Balance is important to prevent you falling which is the best way to avoid fractures in later life. Balance work – like flexibility moves – involves concentrating on your breath which has the added, wonderful benefit of bringing you a sense of calm, self-awareness and inner strength: all great attributes when ageing and/or living with osteoporosis.

What should I do?

  • Yoga
  • Pilates
  • Tai Chi
  • Bowls
  • Dance

What should I avoid?

  • Trying new or challenging balance positions without support, such as a sturdy chair or table to hold on to
  • Bending from the waist – eg to touch toes, forward fold or do sit-ups
  • Twisting too far to either side

Any tips?

  • Build balance challenges into your daily life
  • Even simple exercises such as standing on one leg while doing simple daily tasks, such as brushing your teeth or waiting for the kettle to boil, will help improve your stability and balance, little by little.

How often should I exercise?

  • Aim to complete low-impact cardio activity for at least 30 minutes, five days a week
  • Remember you can break that up into 2 x 15 minute sections!
  • Do two strength-based workouts each week – with at least two days apart
  • Do three 30-minute weight bearing exercise sessions each week
  • Do three flexibility/balance session each week

A little extra help

  • Exercise a little and often – shorter bursts of activity are VERY effective and easier to fit into your day.
  • If you’re feeling like your ‘get up and go’ just ‘got up and went’ – commit to doing just five minutes and see how you feel after that. Chances are, you’ll be all fired up to complete the rest of your session.
  • If you’re feeling a bit low, remember exercise will boost your mood as much as your metabolism – so go on, get a move on!
  • Exercise with your friend or partner: you’ll keep each other motivated and on track
  • Find further inspiration, guidance and activities from the experts at Move it or Lose it.
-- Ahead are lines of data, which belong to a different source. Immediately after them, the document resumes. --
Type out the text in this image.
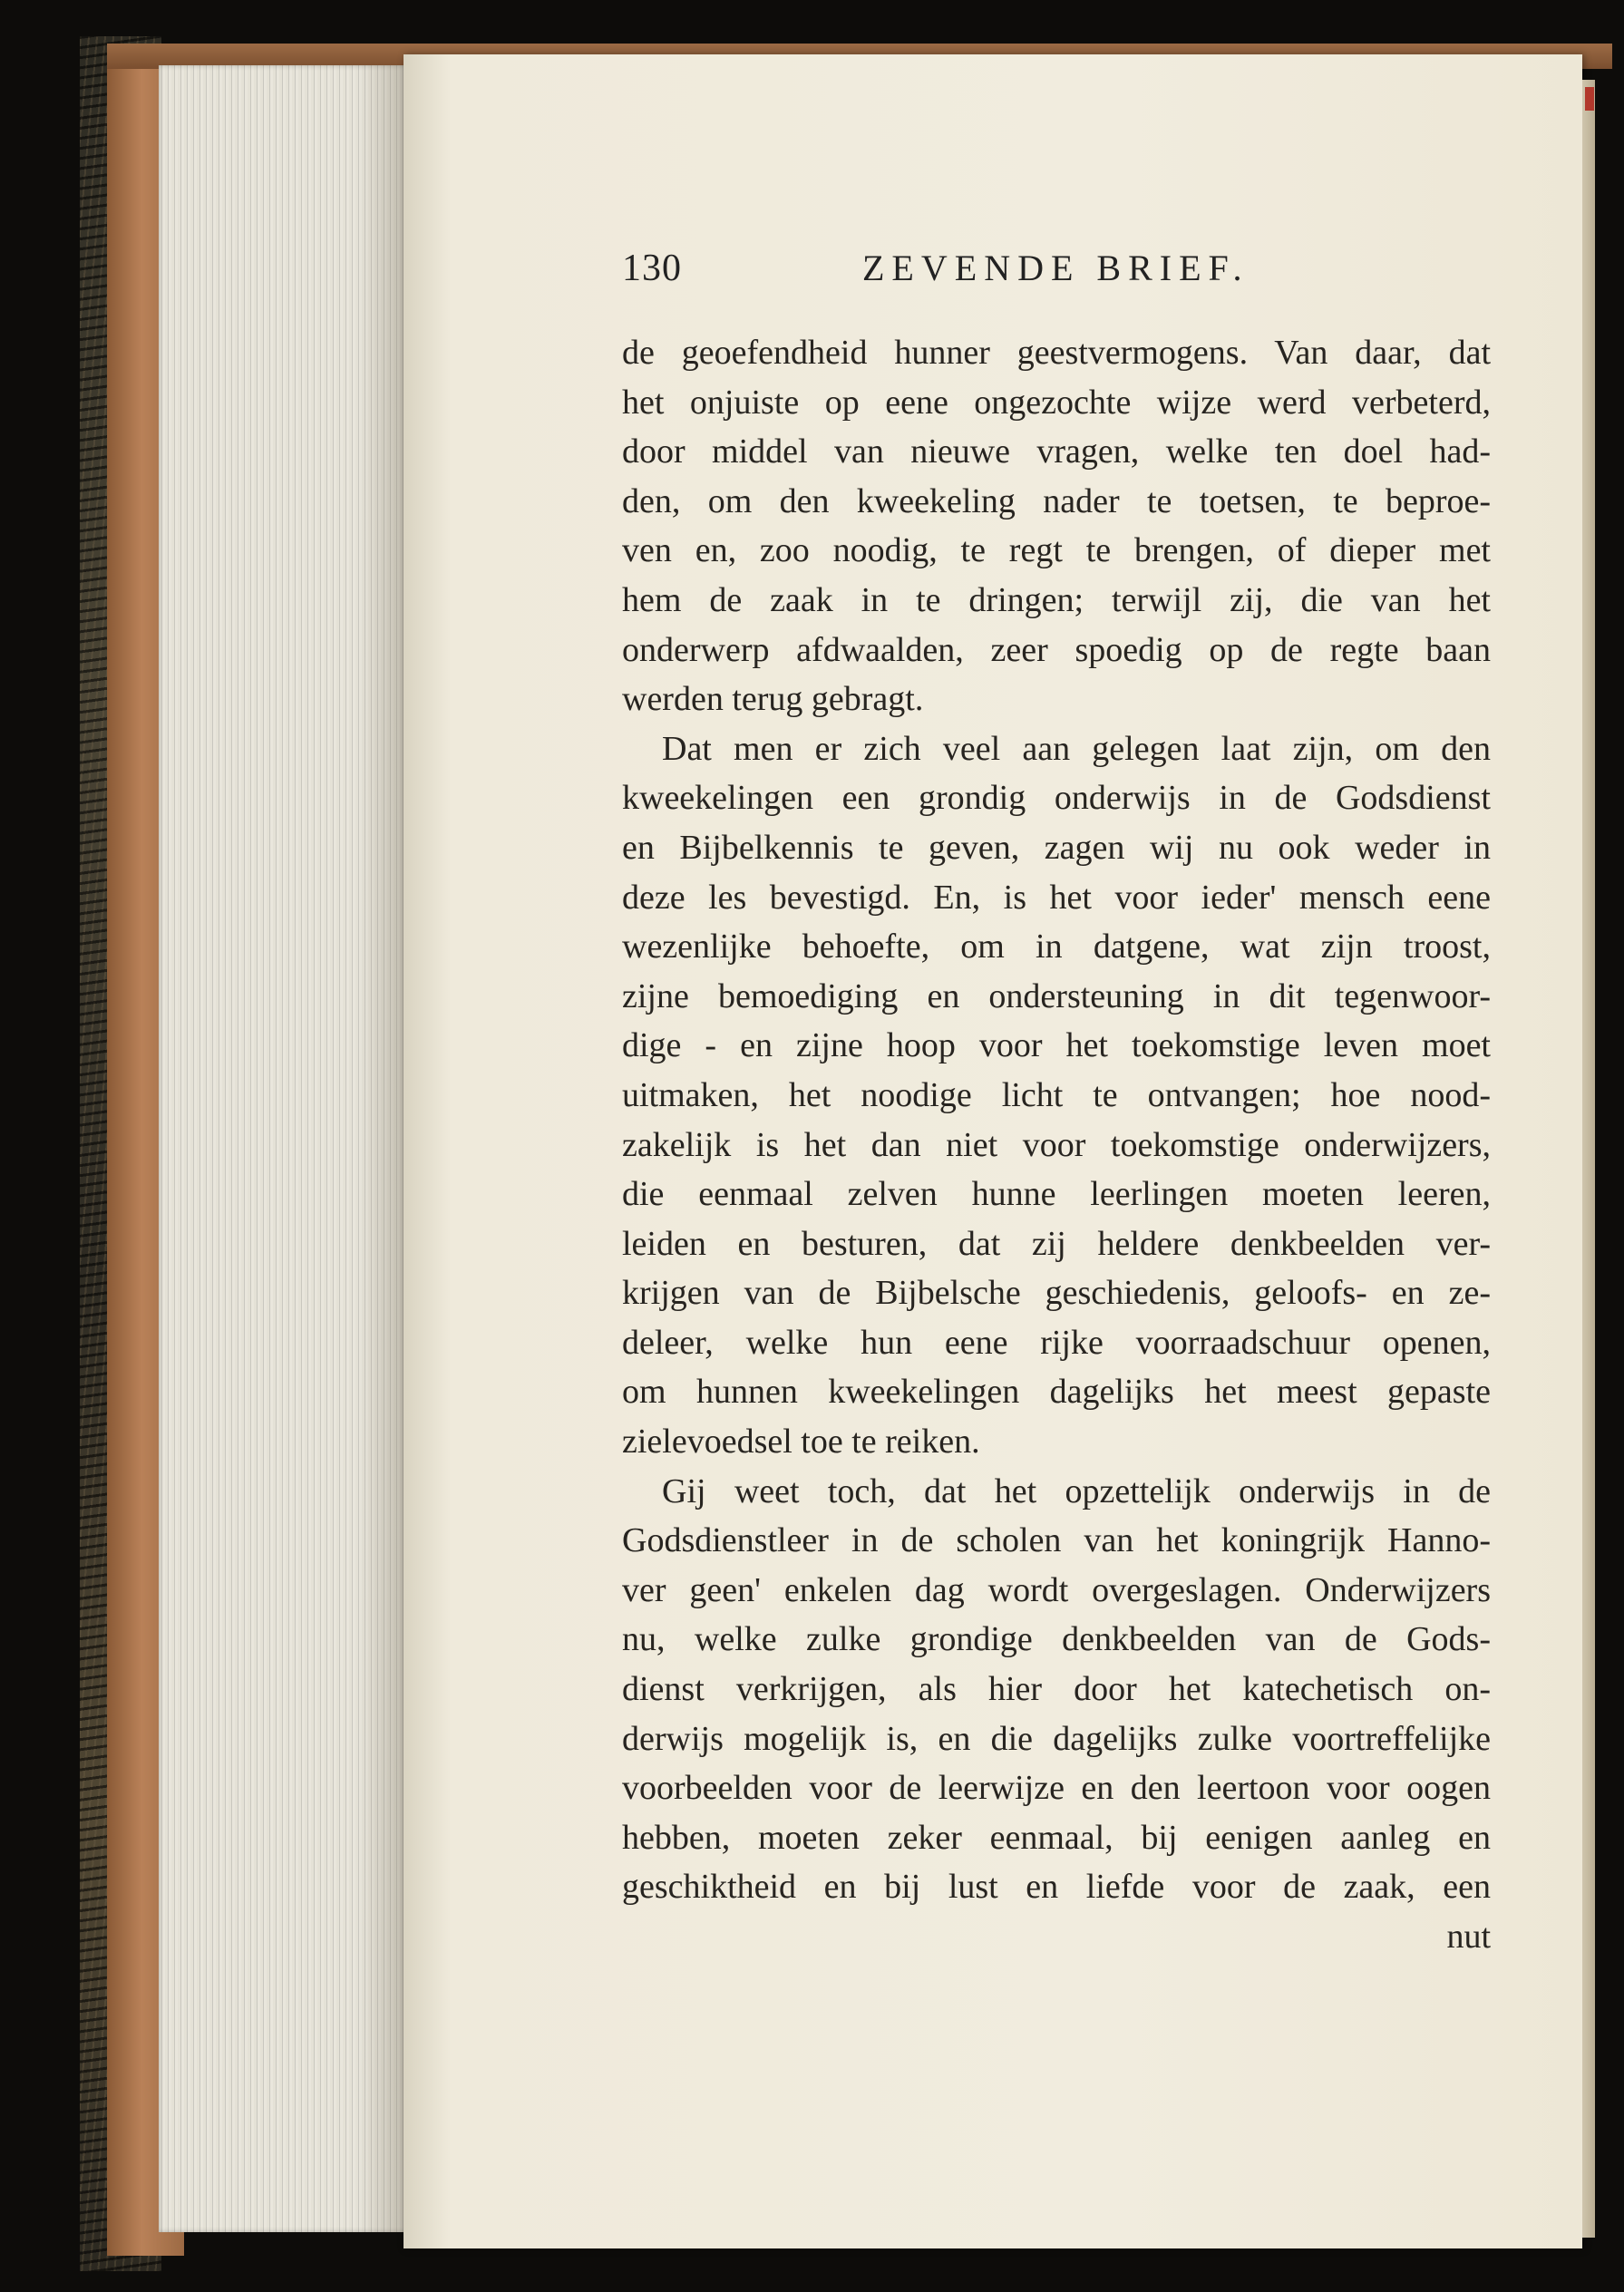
130	ZEVENDE BRIEF.
de geoefendheid hunner geestvermogens. Van daar, dat
het onjuiste op eene ongezochte wijze werd verbeterd,
door middel van nieuwe vragen, welke ten doel had-
den, om den kweekeling nader te toetsen, te beproe-
ven en, zoo noodig, te regt te brengen, of dieper met
hem de zaak in te dringen; terwijl zij, die van het
onderwerp afdwaalden, zeer spoedig op de regte baan
werden terug gebragt.
Dat men er zich veel aan gelegen laat zijn, om den
kweekelingen een grondig onderwijs in de Godsdienst
en Bijbelkennis te geven, zagen wij nu ook weder in
deze les bevestigd. En, is het voor ieder' mensch eene
wezenlijke behoefte, om in datgene, wat zijn troost,
zijne bemoediging en ondersteuning in dit tegenwoor-
dige - en zijne hoop voor het toekomstige leven moet
uitmaken, het noodige licht te ontvangen; hoe nood-
zakelijk is het dan niet voor toekomstige onderwijzers,
die eenmaal zelven hunne leerlingen moeten leeren,
leiden en besturen, dat zij heldere denkbeelden ver-
krijgen van de Bijbelsche geschiedenis, geloofs- en ze-
deleer, welke hun eene rijke voorraadschuur openen,
om hunnen kweekelingen dagelijks het meest gepaste
zielevoedsel toe te reiken.
Gij weet toch, dat het opzettelijk onderwijs in de
Godsdienstleer in de scholen van het koningrijk Hanno-
ver geen' enkelen dag wordt overgeslagen. Onderwijzers
nu, welke zulke grondige denkbeelden van de Gods-
dienst verkrijgen, als hier door het katechetisch on-
derwijs mogelijk is, en die dagelijks zulke voortreffelijke
voorbeelden voor de leerwijze en den leertoon voor oogen
hebben, moeten zeker eenmaal, bij eenigen aanleg en
geschiktheid en bij lust en liefde voor de zaak, een
nut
Exercise caution – but DO exercise!

If you have osteoporosis, you need to respect your bones and understand they are fragile. Although high impact exercise, jumping and explosive or jerky exercises are NOT recommended, there’s plenty you can do to support your bones, keep strong, supple and feeling positive. Ensure you’re cleared to exercise by your GP and seek out a specially trained PT or instructor who has expert knowledge in training people with osteoporosis.  Start gently with low impact cardiovascular exercise, regular weight-bearing exercises, gentle stretching after movement and daily balance and breathing work. You’ll feel all the better for it.